Speaker: Takeo Kanade
Affiliation: U. A. and Helen Whitaker Professor
The Robotics Institute,
Carnegie Mellon University
Pittsburgh, PA 15213-3890
Date: 9/17/99 - Friday
Time & Location: 2:30PM, 101 Phillips
Title: Virtualized Reality: Digitizing a 3D Time-Varying
Real Event As Is and in Real Time
I will present the CMU Virtualized
Reality project. Digital imaging of two-dimensional pictures is common today.
Capturing an entire 3D scene or even a time-varying event into a computer as a
3D form, however, is very difficult and rarely done. Imagine a few players
playing basketball on a court. Can we digitize the whole scene into a computer
as a "3D event", not as a collection of pictures, but as its
three-dimensional, time-varying, and volumetric/surface representation? If we
could do so, we can use the representation for various purposes. For example, we
can think of a "soft" camera - creating images from any arbitrary
viewpoints and angles at which there were not cameras originally. With a soft
camera, one can see the basketball game from any view point independent of
physical limitations or other viewers' interest: from inside of the court, from
the referee's point of view, or even from the ball's eye point of view. Image
rendering, however, is not the only application. We can archive, manipulate,
combine, and alter real events - a whole new notion of "event archiving and
manipulation".
For this purpose we have been
developing computer vision technologies with the 3D Room - a fully digital room
that can capture events occurring in it by many (at this moment 50) video
cameras. I will describe the theory, facility, computation, and results of the
project.
Takeo Kanade - Bio
Takeo Kanade received his Doctoral
degree in Electrical Engineering from Kyoto University, Japan, in 1974. After
holding a faculty position at Department of Information Science, Kyoto
University, he joined Carnegie Mellon University in 1980, where he is currently
Director of the Robotics Institute and U. A. Helen Whitaker University Professor
of Computer Science. Dr. Kanade has performed research in multiple areas of
robotics: vision, manipulators, autonomous mobile robots, and sensors, and has
written more than 150 technical papers and 10 patents.

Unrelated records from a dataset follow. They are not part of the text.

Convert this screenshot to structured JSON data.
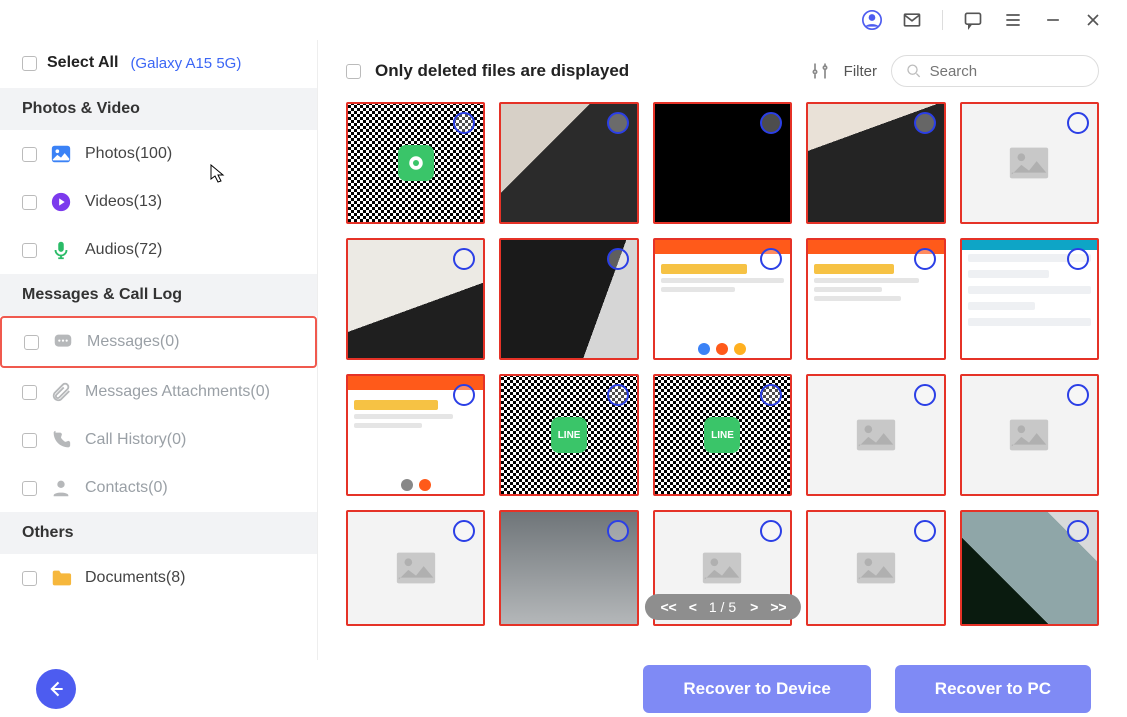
{
  "titlebar": {
    "icons": [
      "user-icon",
      "mail-icon",
      "chat-icon",
      "menu-icon",
      "minimize-icon",
      "close-icon"
    ]
  },
  "sidebar": {
    "select_all_label": "Select All",
    "device_name": "(Galaxy A15 5G)",
    "groups": [
      {
        "header": "Photos & Video",
        "items": [
          {
            "key": "photos",
            "label": "Photos(100)"
          },
          {
            "key": "videos",
            "label": "Videos(13)"
          },
          {
            "key": "audios",
            "label": "Audios(72)"
          }
        ]
      },
      {
        "header": "Messages & Call Log",
        "items": [
          {
            "key": "messages",
            "label": "Messages(0)",
            "highlight": true,
            "dim": true
          },
          {
            "key": "msg-att",
            "label": "Messages Attachments(0)",
            "dim": true
          },
          {
            "key": "call-history",
            "label": "Call History(0)",
            "dim": true
          },
          {
            "key": "contacts",
            "label": "Contacts(0)",
            "dim": true
          }
        ]
      },
      {
        "header": "Others",
        "items": [
          {
            "key": "documents",
            "label": "Documents(8)"
          }
        ]
      }
    ]
  },
  "toolbar": {
    "only_deleted_label": "Only deleted files are displayed",
    "filter_label": "Filter",
    "search_placeholder": "Search"
  },
  "pager": {
    "first": "< <",
    "prev": "<",
    "text": "1 / 5",
    "next": ">",
    "last": "> >"
  },
  "buttons": {
    "recover_device": "Recover to Device",
    "recover_pc": "Recover to PC"
  }
}
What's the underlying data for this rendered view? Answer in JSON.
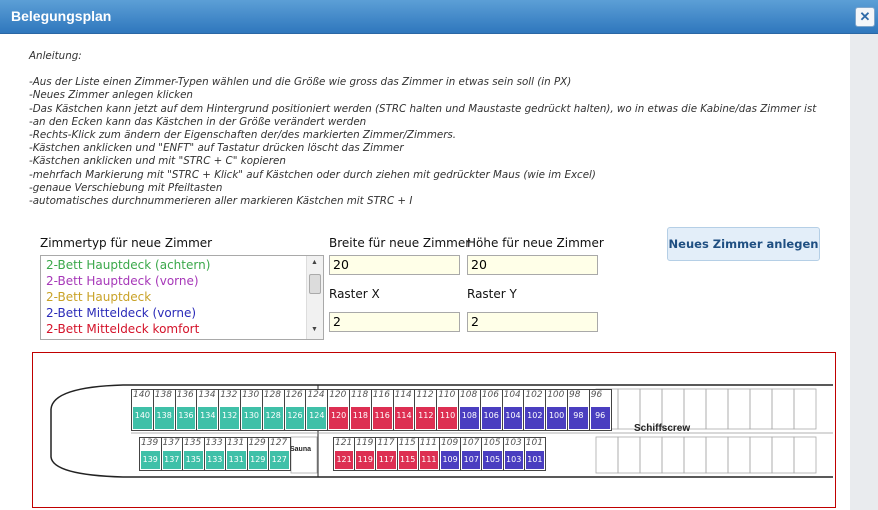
{
  "dialog": {
    "title": "Belegungsplan"
  },
  "instructions": {
    "heading": "Anleitung:",
    "lines": [
      "-Aus der Liste einen Zimmer-Typen wählen und die Größe wie gross das Zimmer in etwas sein soll (in PX)",
      "-Neues Zimmer anlegen klicken",
      "-Das Kästchen kann jetzt auf dem Hintergrund positioniert werden (STRC halten und Maustaste gedrückt halten), wo in etwas die Kabine/das Zimmer ist",
      "-an den Ecken kann das Kästchen in der Größe verändert werden",
      "-Rechts-Klick zum ändern der Eigenschaften der/des markierten Zimmer/Zimmers.",
      "-Kästchen anklicken und \"ENFT\" auf Tastatur drücken löscht das Zimmer",
      "-Kästchen anklicken und mit \"STRC + C\" kopieren",
      "-mehrfach Markierung mit \"STRC + Klick\" auf Kästchen oder durch ziehen mit gedrückter Maus (wie im Excel)",
      "-genaue Verschiebung mit Pfeiltasten",
      "-automatisches durchnummerieren aller markieren Kästchen mit STRC + I"
    ]
  },
  "form": {
    "room_type_label": "Zimmertyp für neue Zimmer",
    "room_types": [
      {
        "label": "2-Bett Hauptdeck (achtern)",
        "color": "#3aa84a"
      },
      {
        "label": "2-Bett Hauptdeck (vorne)",
        "color": "#a637b8"
      },
      {
        "label": "2-Bett Hauptdeck",
        "color": "#c9a227"
      },
      {
        "label": "2-Bett Mitteldeck (vorne)",
        "color": "#2a2ab8"
      },
      {
        "label": "2-Bett Mitteldeck komfort",
        "color": "#d4132a"
      }
    ],
    "width_label": "Breite für neue Zimmer",
    "width_value": "20",
    "height_label": "Höhe für neue Zimmer",
    "height_value": "20",
    "grid_x_label": "Raster X",
    "grid_x_value": "2",
    "grid_y_label": "Raster Y",
    "grid_y_value": "2",
    "new_room_button": "Neues Zimmer anlegen"
  },
  "deckplan": {
    "crew_label": "Schiffscrew",
    "sauna_label": "Sauna",
    "colors": {
      "teal": "#3fc0a8",
      "red": "#dd2f52",
      "blue": "#4a3ec0"
    },
    "top_row": [
      {
        "n": "140",
        "c": "teal"
      },
      {
        "n": "138",
        "c": "teal"
      },
      {
        "n": "136",
        "c": "teal"
      },
      {
        "n": "134",
        "c": "teal"
      },
      {
        "n": "132",
        "c": "teal"
      },
      {
        "n": "130",
        "c": "teal"
      },
      {
        "n": "128",
        "c": "teal"
      },
      {
        "n": "126",
        "c": "teal"
      },
      {
        "n": "124",
        "c": "teal"
      },
      {
        "n": "120",
        "c": "red"
      },
      {
        "n": "118",
        "c": "red"
      },
      {
        "n": "116",
        "c": "red"
      },
      {
        "n": "114",
        "c": "red"
      },
      {
        "n": "112",
        "c": "red"
      },
      {
        "n": "110",
        "c": "red"
      },
      {
        "n": "108",
        "c": "blue"
      },
      {
        "n": "106",
        "c": "blue"
      },
      {
        "n": "104",
        "c": "blue"
      },
      {
        "n": "102",
        "c": "blue"
      },
      {
        "n": "100",
        "c": "blue"
      },
      {
        "n": "98",
        "c": "blue"
      },
      {
        "n": "96",
        "c": "blue"
      }
    ],
    "bottom_row_left": [
      {
        "n": "139",
        "c": "teal"
      },
      {
        "n": "137",
        "c": "teal"
      },
      {
        "n": "135",
        "c": "teal"
      },
      {
        "n": "133",
        "c": "teal"
      },
      {
        "n": "131",
        "c": "teal"
      },
      {
        "n": "129",
        "c": "teal"
      },
      {
        "n": "127",
        "c": "teal"
      }
    ],
    "bottom_row_right": [
      {
        "n": "121",
        "c": "red"
      },
      {
        "n": "119",
        "c": "red"
      },
      {
        "n": "117",
        "c": "red"
      },
      {
        "n": "115",
        "c": "red"
      },
      {
        "n": "111",
        "c": "red"
      },
      {
        "n": "109",
        "c": "blue"
      },
      {
        "n": "107",
        "c": "blue"
      },
      {
        "n": "105",
        "c": "blue"
      },
      {
        "n": "103",
        "c": "blue"
      },
      {
        "n": "101",
        "c": "blue"
      }
    ]
  }
}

Dr. Kanade has been elected to the
National Academy of Engineering, a Fellow of the IEEE, a Fellow of ACM, and a
Founding Fellow of American Association of Artificial Intelligence. He has
received several awards, including the Joseph Engelberger Award, JARA Award, and
a few best paper awards at international conferences and journals. Dr. Kanade
has served for many government, industry, and university advisory boards,
including Aeronautics and Space Engineering Board (ASEB) of National Research
Council, NASA's Advanced Technology Advisory Committee (Congressionally mandate
committee) and Advisory Board of Canadian Institute for Advanced Research.